Lagalisse is one of those exceptional scholars who manages to follow a clear line of argument while also dropping profound commentaries on a variety of other topics as she goes. She provides, almost in passing, a brilliant and ruthlessly incisive take-down of the performative allyship of academic elites toward persons of oppressed identities (this, she says, all too often “consist[s] in valorizing one’s self vis-à-vis one’s peers… instead of constituting tangible benefits for the persons with whom one is ‘allied'”). There’s also an excellent critique of performative politics – “good politics” – and its racist consequences. Identity-policing and call-out culture is more often than not a matter of semantics, where the people being called out are not necessarily trying to be racist or oppressive, but simply lack the sophisticated verbiage of the people doing the calling out. “As a consequence,” she writes, “articulate students of Edward Said or well-spoken sexists may enjoy ‘good politics’ simply because they cite and reiterate their bourgeois self-detachment (‘reflexivity’) by way of choicefully framed speeches.”
The people who lack the sophisticated language necessary to engage in performative politics are more often than not the poor and working class. Put another way, she continues, “it is common for diverse professional-class activists to enjoy locating racism, sexism, homophobia, etc. among (diverse) working-class subjects… as in this way they may take the critical lens off themselves.”
This, she observes – bringing the argument back to her primary topic with a masterful flourish – is not so far off from what’s going on with conspiracy theories. The broad public understands they are being manipulated, but lack the sophisticated language of intellectual elites with which to articulate that process. “[A]s a university professor I may respectably discuss Central Intelligence Agency involvement in drug trafficking, yet a truck driver who says the same thing is often tossed off as a ‘crazy conspiracy theorist,'” she observes.
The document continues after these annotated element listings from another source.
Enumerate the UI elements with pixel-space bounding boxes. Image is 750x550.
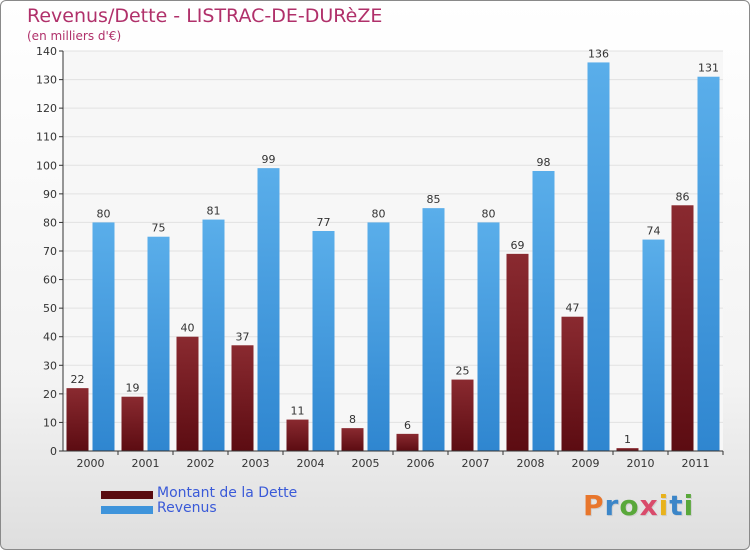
- x-tick-label: 2004: [297, 457, 325, 470]
- bar-revenus: [697, 76, 720, 451]
- bar-dette: [561, 316, 584, 451]
- data-label-dette: 47: [566, 302, 580, 315]
- grid-lines: [63, 50, 723, 452]
- data-label-dette: 11: [291, 405, 305, 418]
- legend-label-dette: Montant de la Dette: [157, 485, 298, 501]
- data-label-revenus: 80: [482, 207, 496, 220]
- data-label-dette: 8: [349, 413, 356, 426]
- x-tick-label: 2007: [462, 457, 490, 470]
- data-label-revenus: 75: [152, 222, 166, 235]
- legend-swatch-dette: [101, 491, 153, 499]
- x-tick-label: 2008: [517, 457, 545, 470]
- chart-title: Revenus/Dette - LISTRAC-DE-DURèZE: [27, 5, 383, 27]
- data-label-revenus: 136: [588, 47, 609, 60]
- x-tick-label: 2005: [352, 457, 380, 470]
- data-label-dette: 69: [511, 239, 525, 252]
- bar-dette: [451, 379, 474, 451]
- legend-swatch-revenus: [101, 506, 153, 514]
- y-tick-label: 120: [36, 102, 57, 115]
- data-label-revenus: 77: [317, 216, 331, 229]
- y-tick-label: 80: [43, 216, 57, 229]
- data-label-revenus: 74: [647, 225, 661, 238]
- data-label-dette: 19: [126, 382, 140, 395]
- proxiti-logo: Proxiti: [583, 489, 695, 522]
- bar-dette: [176, 336, 199, 451]
- y-tick-label: 70: [43, 245, 57, 258]
- x-tick-label: 2000: [77, 457, 105, 470]
- x-tick-label: 2011: [682, 457, 710, 470]
- x-tick-label: 2002: [187, 457, 215, 470]
- bar-revenus: [312, 231, 335, 451]
- y-tick-label: 10: [43, 416, 57, 429]
- y-tick-label: 90: [43, 188, 57, 201]
- x-tick-label: 2003: [242, 457, 270, 470]
- data-label-revenus: 81: [207, 205, 221, 218]
- y-tick-label: 40: [43, 331, 57, 344]
- x-tick-label: 2006: [407, 457, 435, 470]
- bar-revenus: [202, 219, 225, 451]
- bar-dette: [671, 205, 694, 451]
- bar-revenus: [642, 239, 665, 451]
- chart-subtitle: (en milliers d'€): [27, 29, 122, 43]
- y-tick-label: 130: [36, 74, 57, 87]
- bar-revenus: [477, 222, 500, 451]
- y-tick-label: 30: [43, 359, 57, 372]
- x-tick-label: 2010: [627, 457, 655, 470]
- bar-dette: [286, 419, 309, 451]
- bar-dette: [121, 396, 144, 451]
- bar-dette: [616, 448, 639, 451]
- y-tick-label: 20: [43, 388, 57, 401]
- legend-label-revenus: Revenus: [157, 500, 217, 516]
- bar-dette: [66, 388, 89, 451]
- bars: [66, 62, 720, 452]
- bar-revenus: [422, 208, 445, 451]
- data-label-revenus: 131: [698, 62, 719, 75]
- y-tick-label: 50: [43, 302, 57, 315]
- data-label-dette: 6: [404, 419, 411, 432]
- bar-dette: [506, 253, 529, 451]
- data-label-dette: 37: [236, 330, 250, 343]
- data-label-dette: 86: [676, 190, 690, 203]
- bar-revenus: [92, 222, 115, 451]
- data-label-revenus: 80: [372, 207, 386, 220]
- bar-revenus: [532, 171, 555, 451]
- bar-dette: [231, 345, 254, 451]
- y-tick-label: 60: [43, 274, 57, 287]
- data-labels: 22 80 19 75 40 81 37 99 11 77 8 80 6 85 25 80 69 98 47 136 1…: [71, 47, 720, 446]
- data-label-dette: 25: [456, 365, 470, 378]
- bar-dette: [396, 433, 419, 451]
- bar-revenus: [257, 168, 280, 451]
- y-tick-label: 110: [36, 131, 57, 144]
- data-label-revenus: 80: [97, 207, 111, 220]
- y-tick-label: 100: [36, 159, 57, 172]
- data-label-revenus: 85: [427, 193, 441, 206]
- y-tick-label: 0: [50, 445, 57, 458]
- data-label-revenus: 98: [537, 156, 551, 169]
- data-label-dette: 22: [71, 373, 85, 386]
- bar-revenus: [367, 222, 390, 451]
- x-tick-label: 2009: [572, 457, 600, 470]
- y-tick-label: 140: [36, 45, 57, 58]
- data-label-dette: 1: [624, 433, 631, 446]
- x-tick-label: 2001: [132, 457, 160, 470]
- data-label-dette: 40: [181, 322, 195, 335]
- data-label-revenus: 99: [262, 153, 276, 166]
- bar-revenus: [587, 62, 610, 452]
- bar-dette: [341, 428, 364, 451]
- bar-revenus: [147, 236, 170, 451]
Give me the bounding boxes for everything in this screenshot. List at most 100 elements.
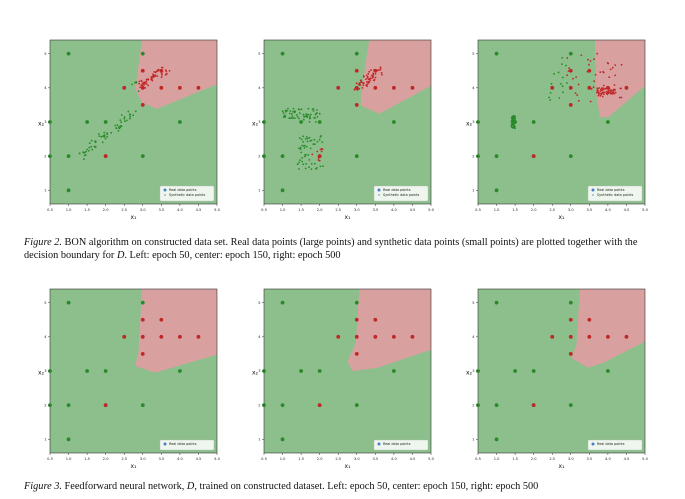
synthetic-point bbox=[557, 71, 560, 74]
synthetic-point bbox=[510, 119, 513, 122]
y-tick-label: 1 bbox=[44, 189, 46, 193]
synthetic-point bbox=[361, 87, 364, 89]
y-axis-label: x₂ bbox=[38, 120, 45, 127]
x-tick-label: 1.0 bbox=[494, 457, 500, 461]
synthetic-point bbox=[566, 74, 569, 77]
synthetic-point bbox=[304, 153, 307, 156]
synthetic-point bbox=[306, 140, 309, 143]
synthetic-point bbox=[115, 127, 117, 129]
synthetic-point bbox=[370, 77, 372, 80]
figure-3-text-b: , trained on constructed dataset. Left: … bbox=[194, 481, 539, 492]
real-point-red bbox=[159, 85, 164, 90]
real-point-green bbox=[494, 154, 499, 159]
synthetic-point bbox=[144, 82, 146, 85]
real-point-green bbox=[299, 120, 304, 124]
synthetic-point bbox=[608, 76, 611, 79]
x-tick-label: 1.0 bbox=[280, 457, 286, 461]
synthetic-point bbox=[147, 84, 149, 87]
x-tick-label: 2.5 bbox=[549, 208, 555, 212]
x-tick-label: 4.5 bbox=[624, 208, 630, 212]
synthetic-point bbox=[101, 141, 104, 144]
synthetic-point bbox=[596, 91, 598, 94]
real-point-red bbox=[196, 85, 201, 90]
legend-label: Real data points bbox=[597, 188, 625, 192]
synthetic-point bbox=[381, 73, 383, 76]
synthetic-point bbox=[303, 144, 306, 147]
synthetic-point bbox=[611, 66, 614, 69]
synthetic-point bbox=[298, 137, 301, 139]
synthetic-point bbox=[305, 163, 307, 165]
synthetic-point bbox=[88, 146, 91, 149]
synthetic-point bbox=[372, 75, 374, 78]
legend-label: Real data points bbox=[169, 442, 197, 446]
x-tick-label: 1.5 bbox=[84, 457, 90, 461]
synthetic-point bbox=[606, 62, 609, 64]
synthetic-point bbox=[550, 83, 553, 85]
synthetic-point bbox=[132, 114, 135, 117]
synthetic-point bbox=[300, 138, 303, 141]
synthetic-point bbox=[308, 159, 311, 161]
x-tick-label: 4.0 bbox=[177, 457, 183, 461]
synthetic-point bbox=[313, 138, 316, 141]
synthetic-point bbox=[123, 116, 126, 118]
synthetic-point bbox=[602, 70, 604, 73]
synthetic-point bbox=[599, 94, 602, 97]
x-tick-label: 1.5 bbox=[298, 457, 304, 461]
synthetic-point bbox=[620, 63, 623, 66]
real-point-red bbox=[587, 317, 592, 322]
x-tick-label: 3.0 bbox=[140, 457, 146, 461]
synthetic-point bbox=[620, 96, 623, 99]
synthetic-point bbox=[312, 143, 315, 145]
synthetic-point bbox=[603, 88, 606, 90]
synthetic-point bbox=[577, 99, 580, 102]
synthetic-point bbox=[117, 129, 120, 132]
figure-3-caption: Figure 3. Feedforward neural network, D,… bbox=[24, 480, 672, 493]
synthetic-point bbox=[87, 149, 90, 152]
real-point-green bbox=[140, 51, 145, 56]
synthetic-point bbox=[141, 82, 144, 85]
real-point-green bbox=[66, 51, 71, 56]
legend-marker-synthetic bbox=[592, 194, 594, 196]
synthetic-point bbox=[312, 108, 315, 110]
synthetic-point bbox=[366, 83, 369, 86]
real-point-green bbox=[513, 369, 518, 373]
real-point-red bbox=[103, 154, 108, 159]
synthetic-point bbox=[603, 84, 605, 87]
real-point-green bbox=[280, 437, 285, 442]
real-point-red bbox=[354, 85, 359, 90]
synthetic-point bbox=[293, 117, 296, 120]
real-point-green bbox=[568, 403, 573, 408]
real-point-green bbox=[494, 437, 499, 442]
real-point-green bbox=[354, 403, 359, 408]
synthetic-point bbox=[367, 81, 370, 83]
x-tick-label: 2.0 bbox=[317, 457, 323, 461]
synthetic-point bbox=[561, 57, 564, 59]
synthetic-point bbox=[106, 132, 108, 135]
y-tick-label: 4 bbox=[44, 335, 47, 339]
synthetic-point bbox=[78, 152, 81, 155]
y-tick-label: 3 bbox=[44, 120, 46, 124]
real-point-red bbox=[317, 154, 322, 159]
synthetic-point bbox=[94, 146, 97, 149]
figure-2-d: D bbox=[116, 250, 125, 261]
real-point-green bbox=[66, 403, 71, 408]
real-point-red bbox=[568, 334, 573, 339]
synthetic-point bbox=[310, 163, 313, 165]
synthetic-point bbox=[298, 112, 301, 114]
synthetic-point bbox=[301, 160, 303, 163]
synthetic-point bbox=[308, 136, 311, 139]
synthetic-point bbox=[94, 141, 97, 144]
real-point-green bbox=[391, 369, 396, 373]
synthetic-point bbox=[614, 88, 616, 91]
legend-box bbox=[373, 439, 429, 451]
real-point-green bbox=[177, 120, 182, 124]
legend-label: Synthetic data points bbox=[383, 193, 419, 197]
synthetic-point bbox=[362, 84, 365, 87]
real-point-red bbox=[140, 103, 145, 107]
synthetic-point bbox=[298, 117, 300, 120]
decision-region-red bbox=[594, 40, 645, 118]
figure-2-text-a: BON algorithm on constructed data set. R… bbox=[24, 237, 638, 261]
synthetic-point bbox=[314, 113, 317, 116]
synthetic-point bbox=[152, 73, 154, 76]
synthetic-point bbox=[97, 133, 100, 135]
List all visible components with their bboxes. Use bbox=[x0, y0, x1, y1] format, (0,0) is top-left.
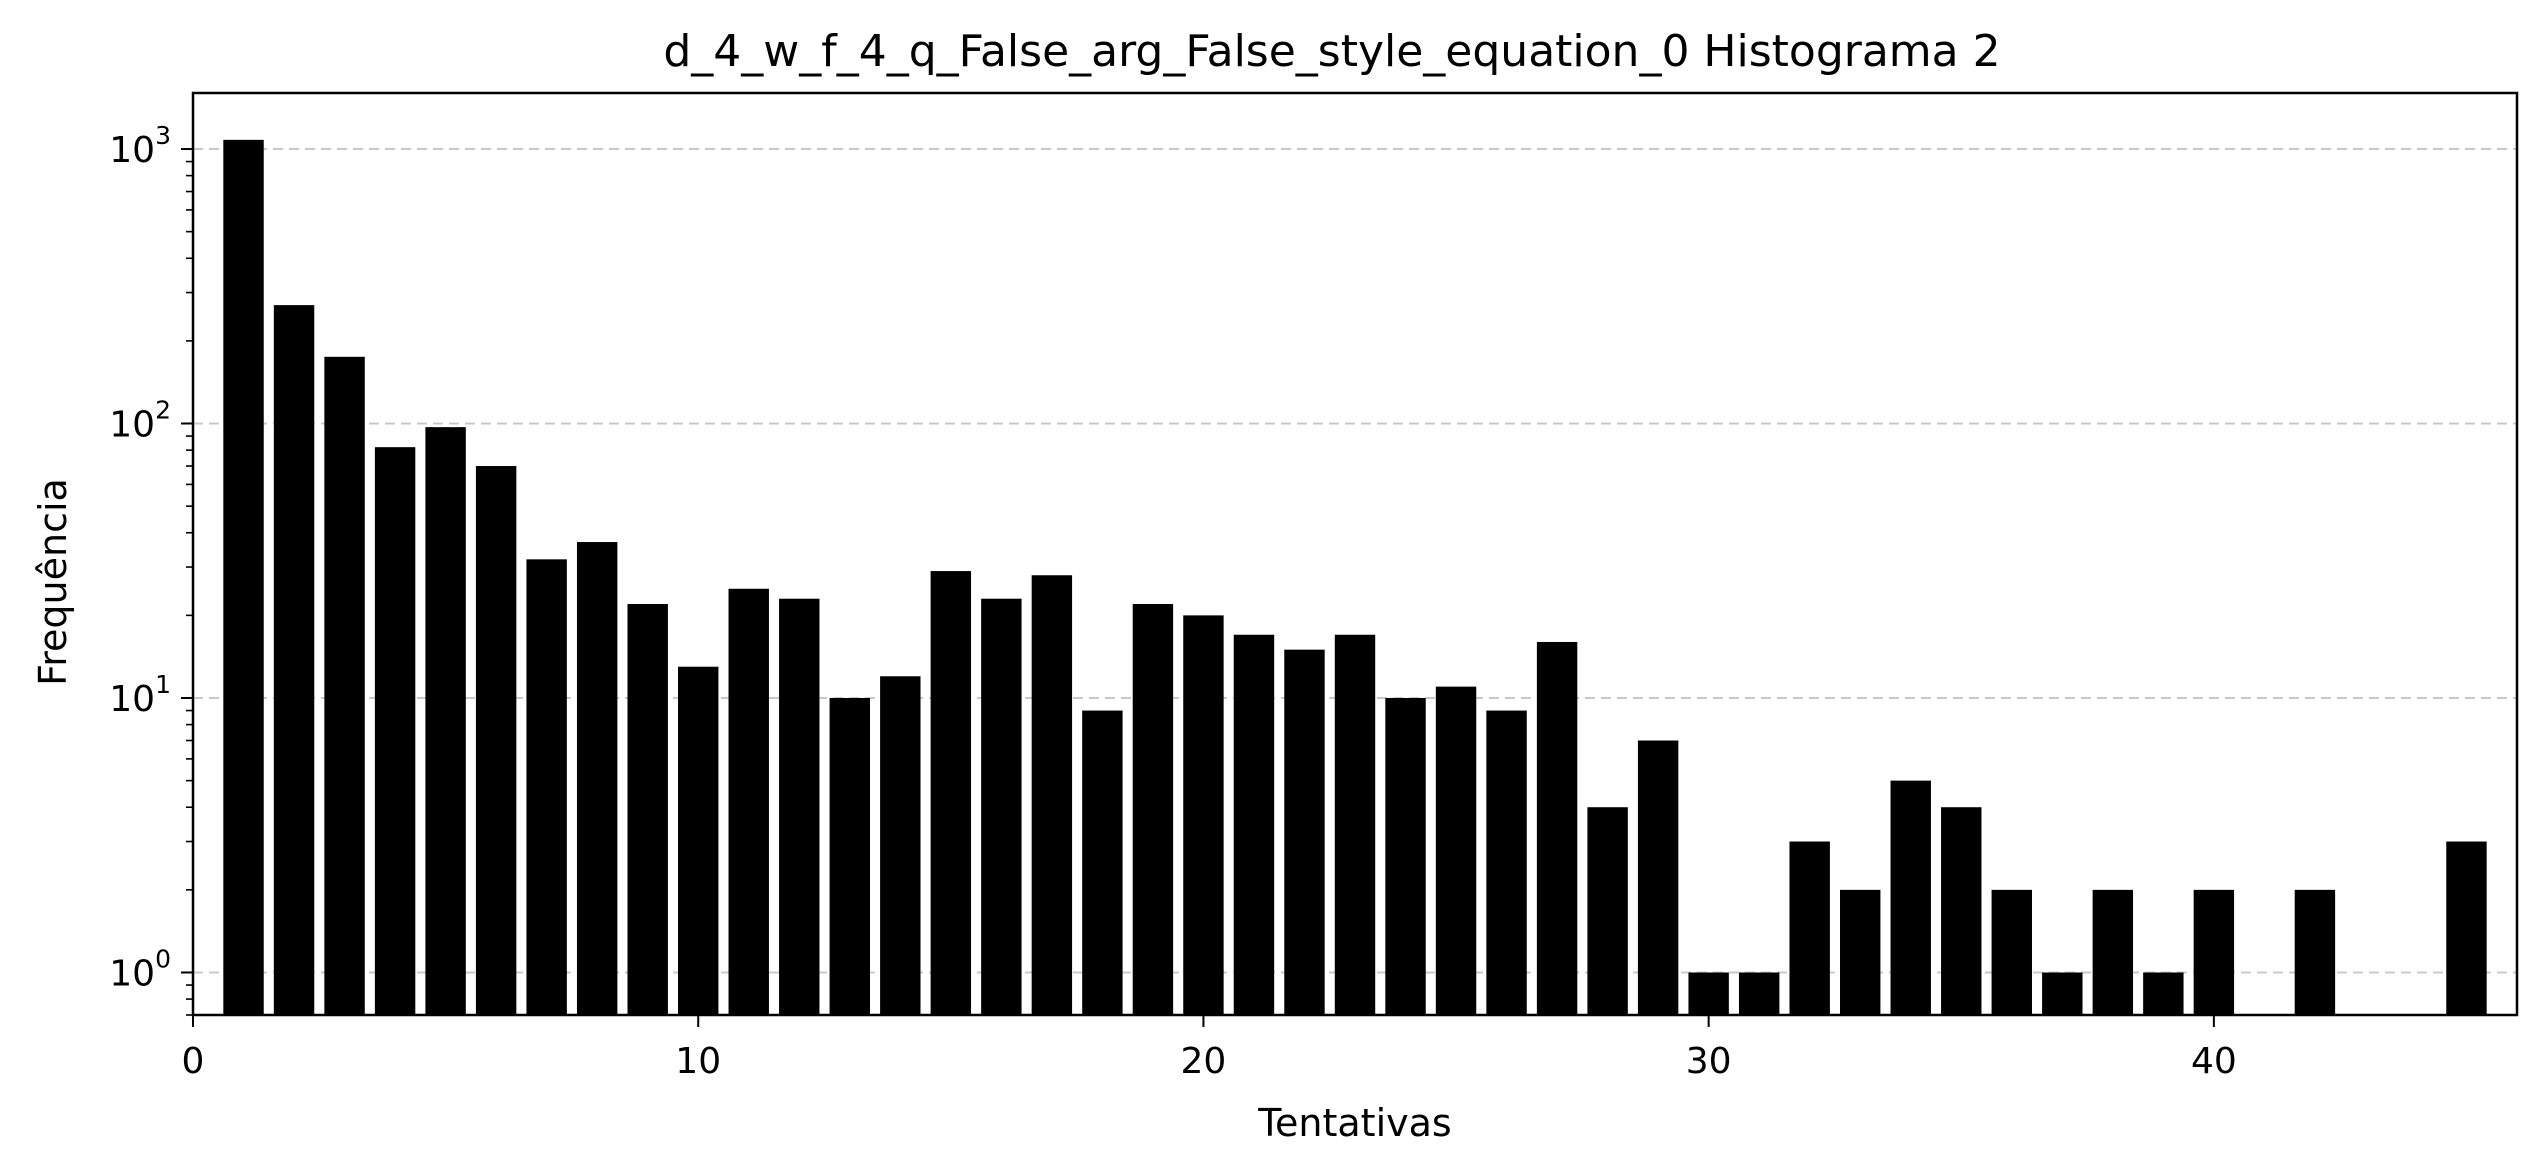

Lagalisse acknowledges that her book is mostly a cursory historical survey, coupled with some provocative argumentative essays, but it’s a rewarding, thought-provoking and densely intellectual one. There’s a tremendous amount packed into these few short pages, which offer superb and valuable reading for the academic theorist and the on-the-ground activist alike. The takeaway message for both is this: the next time your neighbour or taxi driver starts spinning what you think is an incredulous conspiracy theory, don’t just glaze over or change the subject. Instead, try and listen to what they’re saying, and maybe engage with them. By filleting away the anti-Semitism and the lizard-men, you might discover you’ve got more in common than you think.